Разговор этот, однако ж, тяготил меня.
– Ну, а вы что поделываете? – спросил я после некоторого молчания, чтобы переменить тему.
– Да вот как видите. Ленюсь и отчасти мечтаю о том, как вы, бедняги, люди молодые и задорные, желаете луну с кеба селитряною кислотой свести, душ; станового наизнанку выворотить, как вы черненькое хотите сделать сереньким, и как это черненькое изо всех сил протестует против ваших администраторских поползновений…
– Это занятие очень милое, – сказал я, – действительно, оно легче, если я буду в халатике похаживать да показывать добрым людям, какие у меня зубы белые, нежели дело делать.
– А что вы думаете? и в самом деле, показывать зубы весело, особливо если они белые и вострые… Все смотрят на тебя и думают: о, этому господину не попадайся на зубы: как раз раскусит! Это я на себе испытал! знаете ли вы, что я здесь слыву за отменно злого и, следовательно, за отменно умного человека?
– Знаю… что ж, это и справедливо… отчасти…
– Вы мне льстите. Я вам скажу, напротив, что я отменно добрый, и хотя действительно не совсем глупый, но совершенно негодный человек… знаете ли вы, чем я занимаюсь?..
– Нет, но догадываюсь…
– Например?
– А вот похаживаете из угла в угол и думаете, что кругом вас все так скверно, так растленно, так неопрятно, что никакая панацея этого ни изменить, ни исправить не может…
– Угадали. Но от вас ускользнули некоторые подробности, которые я и постараюсь объяснить вам. Первое дело, которым я занимаюсь, – это мое искреннее желание быть благодетельным помещиком. Это дело не трудное, и я достигаю достаточно удовлетворительных результатов, коль скоро как можно менее вмешиваюсь в дела управления. Вы, однако ж, не думайте, чтоб я поступал таким образом из беспечности или преступной лености. Нет, у меня такое глубокое убеждение в совершенной ненужности вмешательства, что и управляющий мой существует только для вида, для очистки совести, чтоб не сказали, что овцы без пастыря ходят… Поняли вы меня?
– Ну, тут еще не много работы…
– Больше, нежели вы предполагаете… Однако ж в сторону это. Второе мое занятие – это лень. Вы не можете себе вообразить, вы, человек деятельный, вы, наш Немврод, сколько страшной, разнообразной деятельности представляет лень.
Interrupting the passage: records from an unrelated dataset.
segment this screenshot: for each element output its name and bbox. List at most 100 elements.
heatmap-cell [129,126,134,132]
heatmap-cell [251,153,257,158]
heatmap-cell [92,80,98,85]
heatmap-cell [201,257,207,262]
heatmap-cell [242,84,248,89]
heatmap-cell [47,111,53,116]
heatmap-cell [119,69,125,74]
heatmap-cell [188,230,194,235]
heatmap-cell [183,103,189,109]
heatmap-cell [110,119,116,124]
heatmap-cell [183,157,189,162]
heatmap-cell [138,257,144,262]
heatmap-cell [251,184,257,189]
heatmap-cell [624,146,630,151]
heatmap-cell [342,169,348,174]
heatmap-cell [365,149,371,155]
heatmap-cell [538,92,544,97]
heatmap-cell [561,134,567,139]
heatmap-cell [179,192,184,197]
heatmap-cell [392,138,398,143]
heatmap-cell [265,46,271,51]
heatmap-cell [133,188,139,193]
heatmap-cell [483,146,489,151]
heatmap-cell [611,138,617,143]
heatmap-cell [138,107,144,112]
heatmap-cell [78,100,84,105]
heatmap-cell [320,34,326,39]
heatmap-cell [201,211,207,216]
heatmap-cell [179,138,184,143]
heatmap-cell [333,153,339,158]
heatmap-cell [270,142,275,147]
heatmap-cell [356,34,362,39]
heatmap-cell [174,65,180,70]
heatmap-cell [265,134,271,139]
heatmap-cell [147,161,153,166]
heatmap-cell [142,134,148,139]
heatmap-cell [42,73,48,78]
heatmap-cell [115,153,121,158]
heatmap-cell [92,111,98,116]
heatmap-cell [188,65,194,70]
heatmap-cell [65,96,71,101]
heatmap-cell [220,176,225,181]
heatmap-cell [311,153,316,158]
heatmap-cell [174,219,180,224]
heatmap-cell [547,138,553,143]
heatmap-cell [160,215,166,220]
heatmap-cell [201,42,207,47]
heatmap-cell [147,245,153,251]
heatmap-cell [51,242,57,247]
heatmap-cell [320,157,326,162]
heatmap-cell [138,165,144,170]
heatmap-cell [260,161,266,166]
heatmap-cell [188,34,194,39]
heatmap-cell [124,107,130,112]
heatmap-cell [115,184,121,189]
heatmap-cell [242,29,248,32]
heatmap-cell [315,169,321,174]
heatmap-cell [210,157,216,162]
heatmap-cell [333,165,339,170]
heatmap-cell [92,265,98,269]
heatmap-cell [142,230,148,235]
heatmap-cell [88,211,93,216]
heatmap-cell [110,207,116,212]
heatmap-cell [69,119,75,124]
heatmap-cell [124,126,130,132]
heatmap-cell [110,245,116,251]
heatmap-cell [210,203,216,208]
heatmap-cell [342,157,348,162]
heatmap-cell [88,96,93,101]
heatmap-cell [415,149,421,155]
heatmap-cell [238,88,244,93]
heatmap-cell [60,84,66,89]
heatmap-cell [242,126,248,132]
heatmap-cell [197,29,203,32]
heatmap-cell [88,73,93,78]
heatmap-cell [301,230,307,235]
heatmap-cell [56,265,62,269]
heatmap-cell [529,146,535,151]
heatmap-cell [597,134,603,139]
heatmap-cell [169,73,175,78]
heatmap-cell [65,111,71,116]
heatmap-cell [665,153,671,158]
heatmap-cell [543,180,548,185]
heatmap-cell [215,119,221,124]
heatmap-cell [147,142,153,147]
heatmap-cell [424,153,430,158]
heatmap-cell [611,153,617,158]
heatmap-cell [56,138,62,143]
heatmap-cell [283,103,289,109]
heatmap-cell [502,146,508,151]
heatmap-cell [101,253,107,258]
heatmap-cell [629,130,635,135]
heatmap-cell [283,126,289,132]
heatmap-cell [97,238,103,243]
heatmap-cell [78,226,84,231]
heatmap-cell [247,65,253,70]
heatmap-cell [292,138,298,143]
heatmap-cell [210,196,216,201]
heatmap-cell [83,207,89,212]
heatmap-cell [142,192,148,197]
Вам кажется вот, что я, в халате, хожу бесполезно по комнате, иногда насвистываю итальянскую арию, иногда поплевываю, и что все это, взятое в совокупности, составляет то состояние души, которое вы, профаны, называете праздностью.
– Почти что так, – заметил я мимоходом.
– Вы меня извините, но вы глубоко заблуждаетесь. Все это происходит от вашей близорукости, от того, что вы, господа Немвроды, не умеете читать за строками, что вас поражает только то, что хлещет вам прямо в глаза. Вы не в состоянии понять, что никогда деятельность души не бывает так напряженно сильна, как в то время, когда я сплевываю или мурлыкаю под нос арию: Oh, per che non posso odiar ti![143 - О, почему не могу я тебя ненавидеть! (итал.)] Вы не можете постигнуть, какая страшная работа происходит тогда во мне, какие смелые утопии, какие удивительнейшие панацеи рождаются в моем возбужденном воображении. Вы люди практические и, следовательно, ограниченные; вам бы вот только блоху поймать да и сжечь ее на свечке; вы даже не хотите посмотреть, как она дрыгает ножками, палимая огнем, потому что вдали мелькает перед вами другая блоха, которую вам также настоит изловить… Ну, а мы, люди мысли, люди высших взглядов и общих соображений, мы смотрим на это дело иначе: нас занимают мировые задачи… так-то-с!
Последние слова он произнес не без иронии.
– И вы не можете себе представить, – продолжал он, – какая втягивающая, почти одурманивающая сила заключается в этой лени! Ходишь этак по комнате, ходишь целый день, а мысли самые милые, самые разнообразные так и роятся, так и роятся в голове… Иная даже как-то особенно пристанет к тебе, словно вот пчела жужжит, да так сладко, так успокоительно. Ну, и доволен, да еще так доволен, что на приезд постороннего – я не говорю этого об вас – смотришь как на что-то вроде наказания… Знаете, я все добиваюсь, нельзя ли как-нибудь до такого состояния дойти, чтоб внутри меня все вконец успокоилось, чтоб и кровь не волновалась, и душа чтоб переваривала только те милые образы, те кроткие ощущения, которые она самодеятельно выработала… вы понимаете? – чтоб этого внешнего мира с его прискорбием не существовало вовсе, чтоб я сам был автором всех своих радостей, всей своей внутренней жизни… Как вы думаете, достигну я этого?
– Но позвольте мне заметить, – сказал я, – блаженством, которого вы так добиваетесь, обладают очень многие…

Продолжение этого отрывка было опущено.